Rab aslında yabancılardan kız almayı yasak etmedi: sadece o yedi halktan kız alıp vermek yasaktı
Mesela, Mısırlılardan, İranlılardan, Greklerden kız alabilirdiler
Neden: o yedi halk İsrail halkıyla birlikte aynı toprakları paylaşırdılar, her zaman yakın kontaktları vardı
Mısırdan gelin alırsan, onun anası babası uzak, sana karışmayacak – ama Filistlilerden olan dünürlerle her zaman konflikt olacaktı (mesela: Şimson – iki defa Filistlilerden karı aldı – iki defa onu aldattılar)
Yakın olan dünürlere her zaman boyun eğmek var: sanki öyle bir kanun var ki, imanlı tarafı çoğu zaman daha zayıf – erkek olsun, kız olsun, imansız taraf her zaman imanlı tarafını dartıyor
evlenmek temasında kişinin ten rengine ve hangi halktan olduğuna bakmıyoruz. Tek bir mesele var: “O kişi imanlı mı?”
1.Kor. 7:39
“Bir kadın, kocası yaşadıkça, kanuna göre ona bağlıdır. Ama kocası ölünce tekrar evlenmeye serbesttir. Ama mutlaka Rab'de evlensin.”
Ama ne yazık ki, bizim imanlıların arasında bile bu düşünce çok zayıf – bizim için daha önemli sorular:
“Aman, uzak yere düşmesin”
“İyi yere gitsin” – bunun tercümesi: “Fukaraya gitmesin”
“Kalabalık kızanları olmasın”
“Kaynanası yavaş olsun”
Sen kızını, çocuğunu hazırlıyor musun, imanlı ile evlensin?
O konuda dua ediyor musun? Evladınla da o temada dua ediyor musun?
Sen kendin bu konuda kesin karara vardın mı?

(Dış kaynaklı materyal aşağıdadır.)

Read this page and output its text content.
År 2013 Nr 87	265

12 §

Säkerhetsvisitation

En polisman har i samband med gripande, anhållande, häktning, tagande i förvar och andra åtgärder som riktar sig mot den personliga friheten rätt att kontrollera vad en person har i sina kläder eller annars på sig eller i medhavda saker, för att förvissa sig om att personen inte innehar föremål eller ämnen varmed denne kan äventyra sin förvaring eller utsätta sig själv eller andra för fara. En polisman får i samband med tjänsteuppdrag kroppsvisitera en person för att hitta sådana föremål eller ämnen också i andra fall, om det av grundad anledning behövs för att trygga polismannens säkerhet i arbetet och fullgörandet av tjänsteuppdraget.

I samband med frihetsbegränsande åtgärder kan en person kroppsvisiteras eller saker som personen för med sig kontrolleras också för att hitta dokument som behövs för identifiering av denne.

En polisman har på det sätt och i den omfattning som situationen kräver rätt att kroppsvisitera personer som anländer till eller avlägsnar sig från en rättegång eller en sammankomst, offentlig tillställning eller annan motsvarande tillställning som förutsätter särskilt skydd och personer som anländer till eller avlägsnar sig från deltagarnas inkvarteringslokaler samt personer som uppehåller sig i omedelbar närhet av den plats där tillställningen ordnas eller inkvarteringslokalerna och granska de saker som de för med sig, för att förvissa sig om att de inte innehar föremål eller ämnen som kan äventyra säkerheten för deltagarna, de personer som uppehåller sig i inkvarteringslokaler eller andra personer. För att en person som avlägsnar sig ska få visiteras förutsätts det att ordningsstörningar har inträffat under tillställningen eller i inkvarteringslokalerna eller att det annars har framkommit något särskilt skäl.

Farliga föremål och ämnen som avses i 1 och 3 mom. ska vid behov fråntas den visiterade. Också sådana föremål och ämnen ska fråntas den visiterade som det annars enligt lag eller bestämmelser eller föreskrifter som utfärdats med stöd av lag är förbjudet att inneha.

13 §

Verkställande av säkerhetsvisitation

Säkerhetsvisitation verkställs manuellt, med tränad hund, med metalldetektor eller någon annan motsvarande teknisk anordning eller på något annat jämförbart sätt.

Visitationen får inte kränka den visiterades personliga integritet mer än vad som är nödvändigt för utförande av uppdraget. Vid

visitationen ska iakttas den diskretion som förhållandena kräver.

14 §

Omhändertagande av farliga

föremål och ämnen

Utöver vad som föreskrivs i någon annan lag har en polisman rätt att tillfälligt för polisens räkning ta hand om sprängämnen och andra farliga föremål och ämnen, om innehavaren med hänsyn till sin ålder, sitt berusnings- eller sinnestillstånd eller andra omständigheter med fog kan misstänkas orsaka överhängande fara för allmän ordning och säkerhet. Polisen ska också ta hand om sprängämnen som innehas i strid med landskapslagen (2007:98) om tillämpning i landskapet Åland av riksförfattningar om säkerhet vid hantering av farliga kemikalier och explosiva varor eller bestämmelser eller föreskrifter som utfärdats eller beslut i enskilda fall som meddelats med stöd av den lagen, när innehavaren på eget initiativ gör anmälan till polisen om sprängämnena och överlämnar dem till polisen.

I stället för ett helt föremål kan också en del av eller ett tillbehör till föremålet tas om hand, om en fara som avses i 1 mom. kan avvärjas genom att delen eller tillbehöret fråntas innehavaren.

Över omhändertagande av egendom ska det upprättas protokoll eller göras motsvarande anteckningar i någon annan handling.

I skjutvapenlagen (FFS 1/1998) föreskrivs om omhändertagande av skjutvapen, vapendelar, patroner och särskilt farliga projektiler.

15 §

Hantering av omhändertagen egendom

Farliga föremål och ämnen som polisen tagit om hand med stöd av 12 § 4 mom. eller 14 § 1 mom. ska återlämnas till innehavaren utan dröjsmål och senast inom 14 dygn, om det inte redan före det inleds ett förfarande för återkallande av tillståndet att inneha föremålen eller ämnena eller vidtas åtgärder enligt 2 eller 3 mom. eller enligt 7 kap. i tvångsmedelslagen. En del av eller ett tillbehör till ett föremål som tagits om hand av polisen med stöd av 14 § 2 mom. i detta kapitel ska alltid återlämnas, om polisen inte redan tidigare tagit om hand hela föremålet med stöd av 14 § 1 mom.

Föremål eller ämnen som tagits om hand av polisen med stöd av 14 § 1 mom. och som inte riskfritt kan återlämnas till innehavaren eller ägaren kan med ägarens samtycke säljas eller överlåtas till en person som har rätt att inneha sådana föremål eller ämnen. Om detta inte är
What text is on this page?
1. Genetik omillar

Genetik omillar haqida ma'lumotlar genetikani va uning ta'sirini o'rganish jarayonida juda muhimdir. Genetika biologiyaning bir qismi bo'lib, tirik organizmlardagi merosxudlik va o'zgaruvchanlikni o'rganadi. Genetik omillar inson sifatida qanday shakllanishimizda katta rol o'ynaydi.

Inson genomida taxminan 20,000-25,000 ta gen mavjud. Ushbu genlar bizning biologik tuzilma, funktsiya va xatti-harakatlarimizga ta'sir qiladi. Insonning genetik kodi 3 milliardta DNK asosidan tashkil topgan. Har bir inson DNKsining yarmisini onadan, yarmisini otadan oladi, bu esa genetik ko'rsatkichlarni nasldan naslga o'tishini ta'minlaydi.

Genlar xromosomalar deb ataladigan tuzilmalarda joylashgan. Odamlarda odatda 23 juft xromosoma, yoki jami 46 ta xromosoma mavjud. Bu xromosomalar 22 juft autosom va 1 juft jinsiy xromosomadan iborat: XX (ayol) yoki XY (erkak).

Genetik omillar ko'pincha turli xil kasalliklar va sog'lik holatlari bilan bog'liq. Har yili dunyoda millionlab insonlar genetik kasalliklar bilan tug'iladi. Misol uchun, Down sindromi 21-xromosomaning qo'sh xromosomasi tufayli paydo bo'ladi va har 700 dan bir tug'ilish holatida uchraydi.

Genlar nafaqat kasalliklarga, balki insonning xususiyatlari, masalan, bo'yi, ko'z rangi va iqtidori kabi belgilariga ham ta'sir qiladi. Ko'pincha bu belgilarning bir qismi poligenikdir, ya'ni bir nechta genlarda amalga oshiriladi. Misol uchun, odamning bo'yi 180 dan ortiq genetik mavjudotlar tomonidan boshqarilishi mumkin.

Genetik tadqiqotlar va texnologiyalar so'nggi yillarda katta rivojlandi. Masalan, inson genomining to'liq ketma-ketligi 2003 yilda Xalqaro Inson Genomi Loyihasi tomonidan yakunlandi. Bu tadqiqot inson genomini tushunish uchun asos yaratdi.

Yarın öbür gün imansız, ama zengin bir adam senin kızını isterse ne diyecen?
Senin çocuğun imansız kızla evlemeye kalksa, sen nasıl davranacan? Ona düğün yapacan mı?
Senin çocuğun ya da kızın uzakta imanlı bir eş bulursa, ona sevinecen mi, yoksa engel mi olacan?
Kenan halklarının gök tanrısı – onu heykelleri bulundu: elinde şimşek, onu yeryüzüne atıyor - onun beygir arabası varmış, gökte onu aydadığı zaman gök gürlermiş
ona kurbanlar kesilirdi (mesela: İlyas’ın zamanında)
onun tapınışında çok aşırı hareketler vardı (kendini bıçakla yaralamak, kimi kere insan kurbanları)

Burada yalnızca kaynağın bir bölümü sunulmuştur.